0

I have this test case for \ifthenelse which works as expected when I put it directly in my document

\ifthenelse{\equal{x}{y}}{XXX}{YYY}

If I put this in the definition of a new command, it still works.

\newcommand{\tmpcmd}[1]
{
    \textsf{#1}
    \ifthenelse{\equal{x}{y}}{XXX}{YYY}
}

\tmpcmd{C}

However, if I change the name of this command to pn, it gives an error.

! Undefined control sequence.
<argument> \equal 
                  {x}{y}

The command \pn is already established in my document. Its previous definition was

\newcommand{\pn}[1]
{
    \textsf{#1}
}

but by changing it to

\newcommand{\pn}[1]
{
    \textsf{#1}
    \ifthenelse{\equal{x}{y}}{XXX}{YYY}
}

now I get the error message.

This doesn't make any sense to me.
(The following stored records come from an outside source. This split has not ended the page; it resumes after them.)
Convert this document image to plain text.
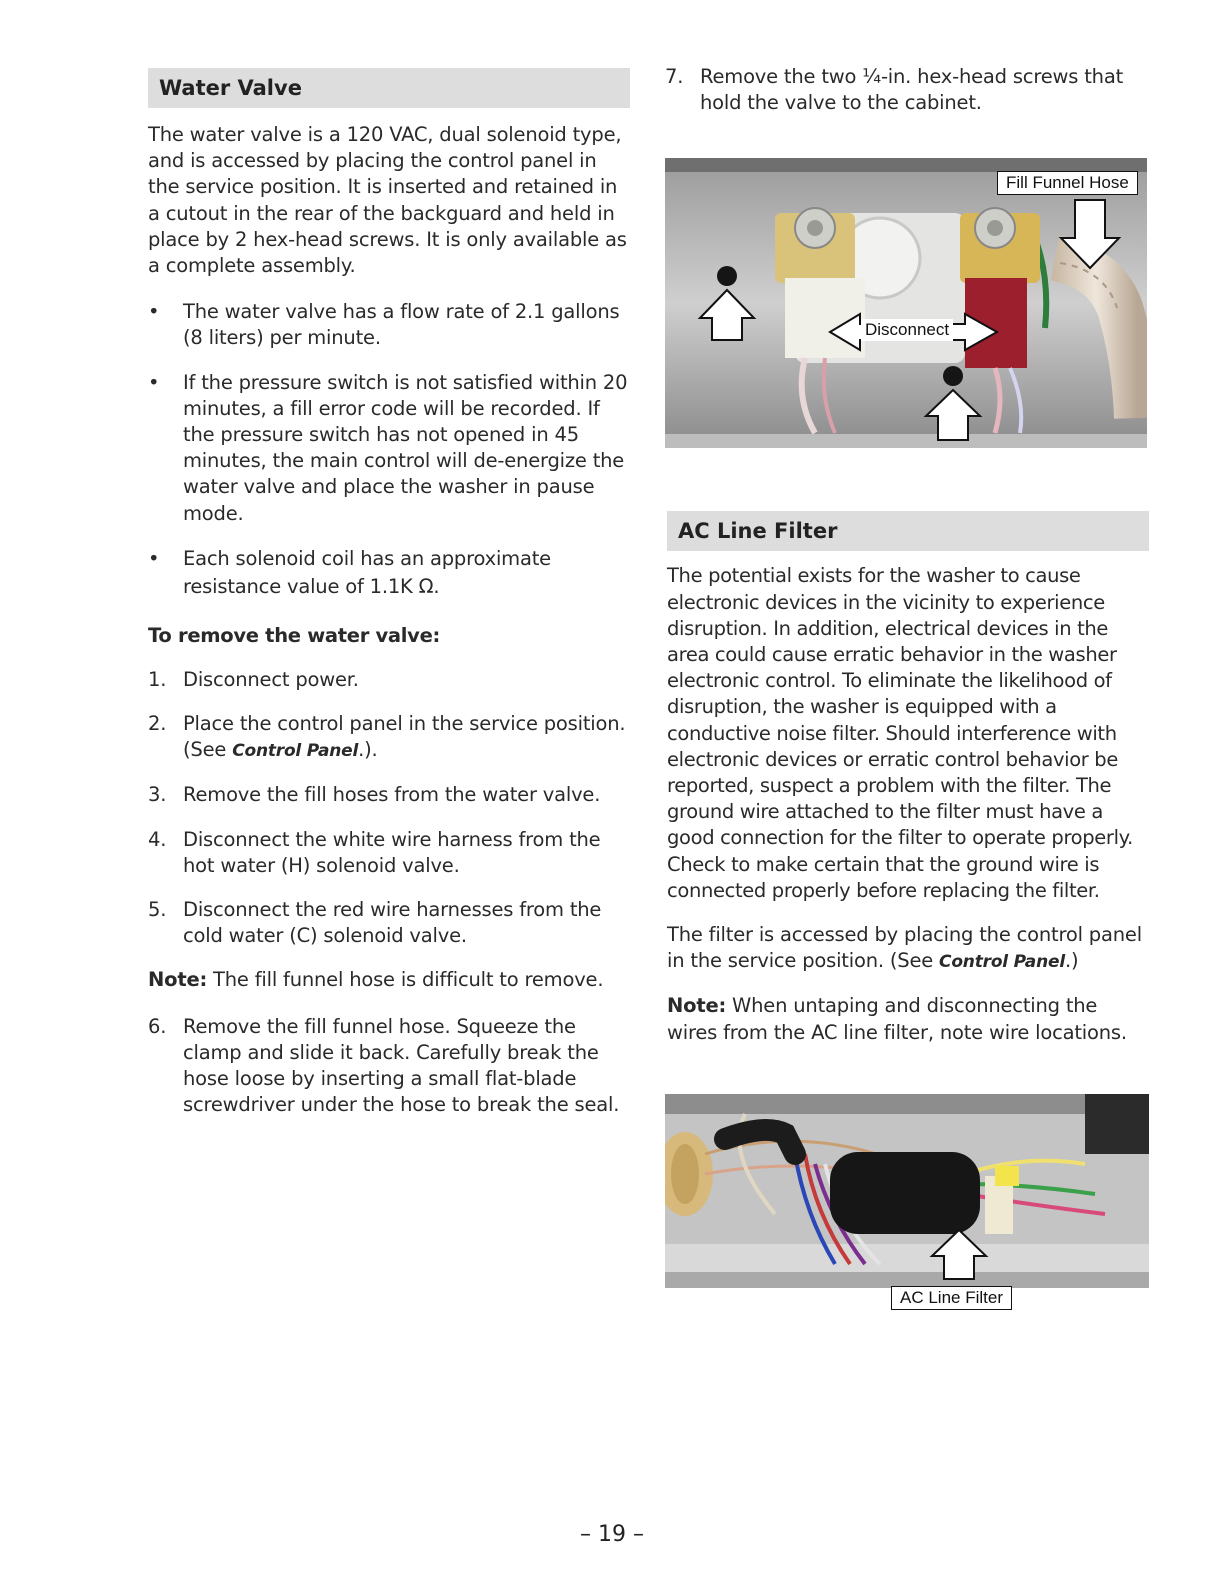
Water Valve

The water valve is a 120 VAC, dual solenoid type, and is accessed by placing the control panel in the service position. It is inserted and retained in a cutout in the rear of the backguard and held in place by 2 hex-head screws. It is only available as a complete assembly.

• The water valve has a flow rate of 2.1 gallons (8 liters) per minute.
• If the pressure switch is not satisfied within 20 minutes, a fill error code will be recorded. If the pressure switch has not opened in 45 minutes, the main control will de-energize the water valve and place the washer in pause mode.
• Each solenoid coil has an approximate resistance value of 1.1K Ω.
To remove the water valve:
1. Disconnect power.
2. Place the control panel in the service position. (See Control Panel.).
3. Remove the fill hoses from the water valve.
4. Disconnect the white wire harness from the hot water (H) solenoid valve.
5. Disconnect the red wire harnesses from the cold water (C) solenoid valve.

Note: The fill funnel hose is difficult to remove.

6. Remove the fill funnel hose. Squeeze the clamp and slide it back. Carefully break the hose loose by inserting a small flat-blade screwdriver under the hose to break the seal.
7. Remove the two ¼-in. hex-head screws that hold the valve to the cabinet.
Fill Funnel Hose
Disconnect
AC Line Filter

The potential exists for the washer to cause electronic devices in the vicinity to experience disruption. In addition, electrical devices in the area could cause erratic behavior in the washer electronic control. To eliminate the likelihood of disruption, the washer is equipped with a conductive noise filter. Should interference with electronic devices or erratic control behavior be reported, suspect a problem with the filter. The ground wire attached to the filter must have a good connection for the filter to operate properly. Check to make certain that the ground wire is connected properly before replacing the filter.

The filter is accessed by placing the control panel in the service position. (See Control Panel.)

Note: When untaping and disconnecting the wires from the AC line filter, note wire locations.

AC Line Filter
– 19 –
Why do the \ifthenelse and the \pn function each work separately, but not one inside the other?

3
  • The point of posting code examples is so that others can debug the error and answer, if you just post code that doesn't generate an error that makes it hard for anyone to help. \ifthenelse is a fragile command so any command defined using it is fragile and will fail in a moving argument unless protected with \protect the name of the command is not relevant, just where it is used. Jan 17 '17 at 16:41
  • unrelated to the error but you are missing a lot of % in your definitions. Jan 17 '17 at 16:42
  • Re David's last comment, see tex.stackexchange.com/questions/7453/… Mar 5 '17 at 10:25
1

The problem was that \pn was being called inside commands such as \chapter and \section.

2
  • That seems to verify David Carlisle's comment, above.
    – user103221
    Jan 17 '17 at 18:23
  • Yes, thank you, David. I'm fairly new to TeX so I guess I'm rubber-ducking a bit. Thanks for your patience.